Klinisch relevante Persönlichkeitsmerkmale

Diese sind zumeist so konzipiert, dass deren extreme Ausprägung den Charakter von Beschwerden annehmen kann (sie können als belastend und beeinträchtigend erlebt werden.

  • MMPI-2 - Minnesota Multiphasic Personality Inventory-2 Obwohl man sich gut streiten kann, ob der MMPI ein Persönlichkeitsverfahren ist, wird er in diesem Sinne eingesetzt: für bestimmte Syndrome werden typische Erlebens- und Verhaltensweisen abgefragt. Es sind allerdings auch typische Beschwerden dabei.
  • FPI-R - Freiburger Persönlichkeitsinventar - Revidierte Fassung wird gern eingesetzt um Extremausprägungen der Persönlichkeit im klinischen Kontext zu ermitteln
  • BVND - Berliner Verfahren zur Neurosendiagnostik mehrdimensionales Verfahren mit klinisch orientierten Persönlichkeitseigenarten, liefert ein Persönlichkeitsprofil in 2 unterschiedlichen Ausführlichkeitsstufen

Qualitätsmanagement Psychotherapie

Qualitätskontrolle in der Psychotherapie wird in Zukunft an Bedeutung gewinnen. Es geht dabei vor allem um standardisierte Befundungen und Verlaufskontrollen mit definierten Effektivitätskriterien.
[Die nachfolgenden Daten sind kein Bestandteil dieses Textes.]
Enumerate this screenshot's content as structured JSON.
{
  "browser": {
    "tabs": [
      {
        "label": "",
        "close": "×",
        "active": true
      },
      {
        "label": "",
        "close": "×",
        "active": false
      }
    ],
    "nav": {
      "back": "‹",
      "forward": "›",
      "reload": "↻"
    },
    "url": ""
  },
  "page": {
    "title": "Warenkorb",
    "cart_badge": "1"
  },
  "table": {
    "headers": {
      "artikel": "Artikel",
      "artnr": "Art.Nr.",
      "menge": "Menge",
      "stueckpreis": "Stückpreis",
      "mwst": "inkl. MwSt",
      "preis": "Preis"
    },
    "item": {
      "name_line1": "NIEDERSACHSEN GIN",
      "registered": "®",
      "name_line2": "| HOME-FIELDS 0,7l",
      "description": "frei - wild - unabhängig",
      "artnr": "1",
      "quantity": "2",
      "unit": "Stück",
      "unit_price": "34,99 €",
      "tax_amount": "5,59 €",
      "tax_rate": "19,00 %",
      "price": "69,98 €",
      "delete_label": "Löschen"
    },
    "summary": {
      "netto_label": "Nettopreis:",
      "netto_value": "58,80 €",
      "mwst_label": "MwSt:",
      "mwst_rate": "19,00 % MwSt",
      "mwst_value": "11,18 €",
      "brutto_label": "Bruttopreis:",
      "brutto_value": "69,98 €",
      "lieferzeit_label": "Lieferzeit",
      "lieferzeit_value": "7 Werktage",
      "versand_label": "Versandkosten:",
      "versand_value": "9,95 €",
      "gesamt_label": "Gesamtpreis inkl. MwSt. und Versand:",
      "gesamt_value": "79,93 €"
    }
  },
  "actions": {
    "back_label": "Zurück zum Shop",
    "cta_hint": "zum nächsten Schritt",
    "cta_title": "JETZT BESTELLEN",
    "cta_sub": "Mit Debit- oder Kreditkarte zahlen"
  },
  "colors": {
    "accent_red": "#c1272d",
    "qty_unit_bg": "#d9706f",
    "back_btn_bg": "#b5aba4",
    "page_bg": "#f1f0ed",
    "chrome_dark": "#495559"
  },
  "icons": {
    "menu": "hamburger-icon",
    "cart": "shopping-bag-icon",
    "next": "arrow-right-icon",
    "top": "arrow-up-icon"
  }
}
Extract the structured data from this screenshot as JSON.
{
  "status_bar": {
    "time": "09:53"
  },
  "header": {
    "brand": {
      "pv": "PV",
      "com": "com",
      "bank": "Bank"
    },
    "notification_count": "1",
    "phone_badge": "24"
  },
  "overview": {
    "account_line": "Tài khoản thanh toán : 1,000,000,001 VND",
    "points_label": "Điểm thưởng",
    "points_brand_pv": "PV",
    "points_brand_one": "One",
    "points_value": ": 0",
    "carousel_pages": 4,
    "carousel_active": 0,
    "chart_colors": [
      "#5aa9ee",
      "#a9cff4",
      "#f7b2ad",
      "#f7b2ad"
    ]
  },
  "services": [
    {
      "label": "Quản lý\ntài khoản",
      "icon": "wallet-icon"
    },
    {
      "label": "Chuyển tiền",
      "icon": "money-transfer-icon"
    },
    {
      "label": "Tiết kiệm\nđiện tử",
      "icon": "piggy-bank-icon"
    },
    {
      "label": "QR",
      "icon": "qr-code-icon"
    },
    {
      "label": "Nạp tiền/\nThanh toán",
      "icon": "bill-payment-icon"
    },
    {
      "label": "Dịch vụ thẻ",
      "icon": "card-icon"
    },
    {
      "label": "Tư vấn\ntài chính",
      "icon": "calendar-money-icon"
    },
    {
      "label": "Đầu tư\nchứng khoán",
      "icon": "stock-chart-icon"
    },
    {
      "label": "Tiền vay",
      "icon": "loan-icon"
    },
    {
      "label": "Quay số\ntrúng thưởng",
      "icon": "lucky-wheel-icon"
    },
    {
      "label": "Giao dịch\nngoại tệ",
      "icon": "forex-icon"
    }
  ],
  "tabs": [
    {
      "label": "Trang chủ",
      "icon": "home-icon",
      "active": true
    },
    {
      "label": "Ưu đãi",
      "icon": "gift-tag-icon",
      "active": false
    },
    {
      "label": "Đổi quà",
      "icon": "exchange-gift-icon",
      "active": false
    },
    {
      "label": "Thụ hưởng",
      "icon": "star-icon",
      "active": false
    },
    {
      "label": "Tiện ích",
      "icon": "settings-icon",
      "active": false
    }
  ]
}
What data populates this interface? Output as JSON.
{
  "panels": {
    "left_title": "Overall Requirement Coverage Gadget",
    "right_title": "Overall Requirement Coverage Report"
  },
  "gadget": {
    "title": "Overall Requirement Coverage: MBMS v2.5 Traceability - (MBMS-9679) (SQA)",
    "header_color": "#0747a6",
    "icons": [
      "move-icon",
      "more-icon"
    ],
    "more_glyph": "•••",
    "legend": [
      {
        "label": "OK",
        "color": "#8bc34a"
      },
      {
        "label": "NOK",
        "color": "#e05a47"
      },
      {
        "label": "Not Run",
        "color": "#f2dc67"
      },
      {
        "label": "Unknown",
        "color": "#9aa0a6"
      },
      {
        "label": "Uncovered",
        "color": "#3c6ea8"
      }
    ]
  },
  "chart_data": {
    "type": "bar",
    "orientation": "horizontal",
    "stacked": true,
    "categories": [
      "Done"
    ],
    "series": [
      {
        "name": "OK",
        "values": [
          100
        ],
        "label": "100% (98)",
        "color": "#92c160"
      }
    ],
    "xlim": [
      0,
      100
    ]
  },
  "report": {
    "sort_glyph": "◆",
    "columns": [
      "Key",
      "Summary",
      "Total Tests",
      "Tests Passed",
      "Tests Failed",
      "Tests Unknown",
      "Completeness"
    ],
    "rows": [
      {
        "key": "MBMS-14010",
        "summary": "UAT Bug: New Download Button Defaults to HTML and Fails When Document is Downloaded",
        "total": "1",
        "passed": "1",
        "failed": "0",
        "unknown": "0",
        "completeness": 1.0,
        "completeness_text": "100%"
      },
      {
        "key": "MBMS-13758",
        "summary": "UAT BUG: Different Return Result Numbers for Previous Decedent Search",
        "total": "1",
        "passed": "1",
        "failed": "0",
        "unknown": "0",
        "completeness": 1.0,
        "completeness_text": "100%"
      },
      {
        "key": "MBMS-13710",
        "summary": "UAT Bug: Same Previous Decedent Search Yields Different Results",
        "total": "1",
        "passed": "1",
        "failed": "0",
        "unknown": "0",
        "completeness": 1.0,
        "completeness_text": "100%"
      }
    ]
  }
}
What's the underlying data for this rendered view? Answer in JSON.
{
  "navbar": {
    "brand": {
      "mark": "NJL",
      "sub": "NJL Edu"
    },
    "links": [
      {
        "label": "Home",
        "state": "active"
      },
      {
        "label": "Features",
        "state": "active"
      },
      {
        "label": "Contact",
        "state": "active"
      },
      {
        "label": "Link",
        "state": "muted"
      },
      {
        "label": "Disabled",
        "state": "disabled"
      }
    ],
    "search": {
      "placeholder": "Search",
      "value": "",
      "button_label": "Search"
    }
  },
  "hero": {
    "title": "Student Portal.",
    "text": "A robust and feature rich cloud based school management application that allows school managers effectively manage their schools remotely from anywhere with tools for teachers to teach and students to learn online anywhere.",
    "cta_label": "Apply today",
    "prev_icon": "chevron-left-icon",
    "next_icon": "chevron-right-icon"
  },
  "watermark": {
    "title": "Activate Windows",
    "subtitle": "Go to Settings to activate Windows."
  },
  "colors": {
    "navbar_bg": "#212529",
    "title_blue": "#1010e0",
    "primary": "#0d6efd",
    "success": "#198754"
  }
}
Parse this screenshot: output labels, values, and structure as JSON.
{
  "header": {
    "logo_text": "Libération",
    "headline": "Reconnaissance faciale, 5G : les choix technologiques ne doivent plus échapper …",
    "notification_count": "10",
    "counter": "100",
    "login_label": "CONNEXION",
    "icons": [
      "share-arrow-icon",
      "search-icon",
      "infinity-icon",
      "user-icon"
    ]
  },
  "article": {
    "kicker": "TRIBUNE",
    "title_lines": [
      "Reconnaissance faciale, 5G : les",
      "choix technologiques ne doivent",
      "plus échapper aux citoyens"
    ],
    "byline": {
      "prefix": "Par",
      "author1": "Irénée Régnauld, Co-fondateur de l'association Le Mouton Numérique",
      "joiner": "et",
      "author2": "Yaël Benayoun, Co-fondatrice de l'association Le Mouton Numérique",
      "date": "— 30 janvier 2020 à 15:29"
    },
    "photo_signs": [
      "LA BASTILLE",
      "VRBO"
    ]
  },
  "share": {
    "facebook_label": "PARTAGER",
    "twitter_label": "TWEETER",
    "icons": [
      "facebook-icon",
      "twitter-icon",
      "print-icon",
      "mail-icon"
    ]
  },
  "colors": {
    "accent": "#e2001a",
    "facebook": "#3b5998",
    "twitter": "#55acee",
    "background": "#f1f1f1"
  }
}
Neben einer standardisierten Patientendokumentation werden auch psychometrische Verfahren für die Statusdiagnostik vor einer Therapieaufnahme, zur Therapieverlaufskontrolle und katamnestische Kontrollen eingesetzt

  • für die Erfassung der Ausprägung der spezifischen Symptomatik
  • für die - eher unspezifische - Beschwerdenerfassung
  • für die Erfassung der Persönlichkeit

Es wird angestrebt, über die Normierung der Einzelverfahren hinaus zukünftig auch Empfehlungen für bestimmte Testbatterien zu geben, die spezifisch für die drei Einsatzzwecke und Syndrome normiert sind.